It’s important to discuss issues
Published 8:27 pm Monday, April 14, 2014
By Joseph Bass
It is refreshing to see the people beginning to be able to frankly discuss racial issues. Our inability to speak honestly among ourselves has hindered understanding of each other for many years. How can we create a society in which race makes no difference if we cannot talk candidly about one of the most important issues of our time?
A part of this positive pattern involves black Americans finding it acceptable to be called “black.” For example at one time it was considered hurtful for a light-skinned black person to call a dark-skinned black person “black.”
As we can now see, this was bigotry against black people by black people. Today many black Americans find pride in being black.

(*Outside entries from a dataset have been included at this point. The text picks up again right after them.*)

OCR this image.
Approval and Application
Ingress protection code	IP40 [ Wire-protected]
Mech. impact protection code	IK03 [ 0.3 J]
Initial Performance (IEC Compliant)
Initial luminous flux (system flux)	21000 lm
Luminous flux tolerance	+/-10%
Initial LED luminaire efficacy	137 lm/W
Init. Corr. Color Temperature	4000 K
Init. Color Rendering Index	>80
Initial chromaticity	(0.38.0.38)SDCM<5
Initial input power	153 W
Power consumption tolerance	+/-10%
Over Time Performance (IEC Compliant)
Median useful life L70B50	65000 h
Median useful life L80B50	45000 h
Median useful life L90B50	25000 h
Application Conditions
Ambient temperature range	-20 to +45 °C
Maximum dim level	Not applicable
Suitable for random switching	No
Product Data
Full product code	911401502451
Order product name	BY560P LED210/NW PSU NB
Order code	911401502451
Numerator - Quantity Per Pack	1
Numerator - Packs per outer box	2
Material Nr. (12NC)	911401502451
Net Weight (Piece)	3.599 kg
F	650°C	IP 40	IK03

There is a long history of people eventually feeling pride in a name given to them with the intent of it being hurtful. Consider the following examples.
“Yankee Doodle went to town/Riding on a pony/Stuck a feather in his cap/And called it macaroni.” The song was written by British military officers to make fun of Americans as “country bumpkins” attempting to emulate an English fashion trend.
In the language of colonial times a “doodle” was a name for a fool or simpleton. Macaroni was a foppish fashion among English dandies that adopted feminine mannerisms and extravagant dress. The implication of the song was that American soldiers were unsophisticated, feminine simpletons who thought they could be fashionable by sticking a feather in their caps.
As we know Americans take pride in being called a “Yankee Doodle” and singing the song is patriotic. Yankee Doodle is the Connecticut state song.
Another example of this pattern can be seen among homosexuals. The name “queer” was originally meant to be harmful. We could identify progress toward their acceptability when a group of homosexuals organized themselves into an action group called “Queer Nation.”
The use of the word “black” and the phrase “black enough” has been particularly hurtful, harmful, and divisive among black Americans. Being called “not black enough” was meant to be hurtful. The phrase implies that a black person is “selling out” to the “white culture.”
This same pattern can be seen among my Native American relatives. To be “not Indian enough” is meant to imply that a Native American person is “selling out” to the “white culture.”
The psychologist Abraham Maslow tells us that the most successful people are those that are comfortable and accepting of who they really are. This can be seen in the lives of highly successful, black business people, including Barack Obama, Robert Johnson, Bill Cosby, Donahue Peebles, Berry Gordy, Quintin Primo and others. These are people that ignore superficial aspects of their blackness and focus their lives and efforts of being successful in the multi-cultural, American mainstream.
Our inability to speak honestly among ourselves has hindered understanding of each other. We cannot create a society in which race makes no difference if we cannot talk candidly about one of the most important issues of our time.
As this positive trend continues, we will move closer to achieving Dr. King’s dream of the color of a person’s skin making no difference in our relations among all Americans.